1. Field of the Invention
The subject matter of the present invention is a method of detecting a light signal and a corresponding lidar system.
2. Description of the Prior Art
Lidar detection systems essentially comprise means, such as a laser, for emitting a light signal toward an object to be studied and a device for receiving a signal returned from the object by diffusion or reflection, the means and the device being synchronized with each other. Certain characteristics of the object can be deduced by processing the returned signal. The problem addressed here is that of supplying a signal of sufficient intensity to be read by the processing means. In some prior art lidar detection systems, a counting method is used in which photons are individually converted into electrons in a detector, with a known multiplication factor sufficient to distinguish the signal from the background noise of the system. However, the method is limited to very weak signals. Another method consists in passing the signal resulting from converting photons into electrical charges through a current amplifier preceding the processing means. As the background noise of the system is subject to the same amplification, this method is suitable only for high signal values. In practice, a plurality of detection systems that are calibrated differently must be used when the successive sample values of the signal have different intensities.

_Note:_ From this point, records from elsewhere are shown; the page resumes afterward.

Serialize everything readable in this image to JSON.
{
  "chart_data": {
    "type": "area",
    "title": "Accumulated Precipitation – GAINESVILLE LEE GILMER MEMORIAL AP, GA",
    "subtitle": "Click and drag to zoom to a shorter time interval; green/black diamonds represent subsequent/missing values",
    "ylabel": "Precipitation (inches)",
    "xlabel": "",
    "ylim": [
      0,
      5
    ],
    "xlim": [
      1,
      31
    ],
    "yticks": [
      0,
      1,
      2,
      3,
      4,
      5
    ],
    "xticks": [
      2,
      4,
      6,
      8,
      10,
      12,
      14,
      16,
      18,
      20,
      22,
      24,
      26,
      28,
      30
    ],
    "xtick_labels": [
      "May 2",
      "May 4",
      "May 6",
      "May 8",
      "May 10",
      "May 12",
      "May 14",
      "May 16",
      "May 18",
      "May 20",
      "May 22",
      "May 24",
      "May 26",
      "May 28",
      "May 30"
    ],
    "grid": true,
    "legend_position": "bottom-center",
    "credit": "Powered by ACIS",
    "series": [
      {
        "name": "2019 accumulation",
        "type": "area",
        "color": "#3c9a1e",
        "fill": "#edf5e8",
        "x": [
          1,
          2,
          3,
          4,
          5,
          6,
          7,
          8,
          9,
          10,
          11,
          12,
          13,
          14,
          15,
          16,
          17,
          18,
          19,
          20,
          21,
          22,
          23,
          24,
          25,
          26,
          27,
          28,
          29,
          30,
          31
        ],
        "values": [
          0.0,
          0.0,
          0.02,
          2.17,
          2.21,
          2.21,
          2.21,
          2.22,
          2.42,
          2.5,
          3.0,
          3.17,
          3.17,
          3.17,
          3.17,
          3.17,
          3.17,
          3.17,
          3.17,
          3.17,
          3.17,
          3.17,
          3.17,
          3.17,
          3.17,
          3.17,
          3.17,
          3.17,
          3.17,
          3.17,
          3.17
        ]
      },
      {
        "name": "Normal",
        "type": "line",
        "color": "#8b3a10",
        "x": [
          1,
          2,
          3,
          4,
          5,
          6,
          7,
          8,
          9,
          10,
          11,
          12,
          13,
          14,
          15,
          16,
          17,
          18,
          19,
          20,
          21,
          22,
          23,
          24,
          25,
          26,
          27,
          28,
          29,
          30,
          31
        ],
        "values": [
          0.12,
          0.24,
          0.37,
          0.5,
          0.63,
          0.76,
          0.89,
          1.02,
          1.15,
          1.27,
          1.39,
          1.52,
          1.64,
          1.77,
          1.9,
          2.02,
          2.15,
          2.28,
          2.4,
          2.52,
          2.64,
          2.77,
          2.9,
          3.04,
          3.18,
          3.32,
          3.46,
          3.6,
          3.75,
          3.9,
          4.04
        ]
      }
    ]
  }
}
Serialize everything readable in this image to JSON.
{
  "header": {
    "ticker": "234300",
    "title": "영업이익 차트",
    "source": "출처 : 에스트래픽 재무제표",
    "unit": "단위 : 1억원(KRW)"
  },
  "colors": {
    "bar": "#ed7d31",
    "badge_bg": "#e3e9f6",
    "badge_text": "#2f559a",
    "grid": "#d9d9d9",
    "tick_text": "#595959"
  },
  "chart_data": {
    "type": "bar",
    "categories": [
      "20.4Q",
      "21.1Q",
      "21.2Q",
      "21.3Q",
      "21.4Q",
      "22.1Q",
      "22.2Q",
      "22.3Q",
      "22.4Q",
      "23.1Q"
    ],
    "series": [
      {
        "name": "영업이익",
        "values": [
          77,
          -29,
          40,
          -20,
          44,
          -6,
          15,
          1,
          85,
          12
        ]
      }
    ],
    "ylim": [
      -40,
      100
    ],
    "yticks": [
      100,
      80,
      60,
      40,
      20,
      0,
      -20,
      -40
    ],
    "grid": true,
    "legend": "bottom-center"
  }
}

The patents EP 0 905 284 and EP 1 111 908 describe a charge accumulation and coupling (CCD) photosensor that comprises an array of cells arranged in rows and columns. The light signal is first collected over an image region and converted into electrical charges that are displaced periodically through a memory region to a read device.
The sensor has the benefit of lending itself to convenient sampling of the signal on the memory rows; however, it does not solve the problem of excess noise when reading samples of low intensity. In the above patents, in addition to integrating charges on the last row of the image region, samples corresponding to successive firings are integrated in the memory region before reading. It is therefore no longer possible to process a particular firing and good synchronization of firings is required. If a portion of the signal is skewed, all of the samples are affected by the error and are lost. Cell saturation is also a risk for the high samples that are accumulated.
The invention is concerned with improving lidar systems by using CCD photosensors that differ from those used in this application in the prior art in that they amplify the signal under conditions that are simultaneously reliable and less constraining than the accumulation of a plurality of firings.
The signal is amplified in the read region instead of in the memory region and by means of a charge multiplication process such that the individual results of the firings can be considered.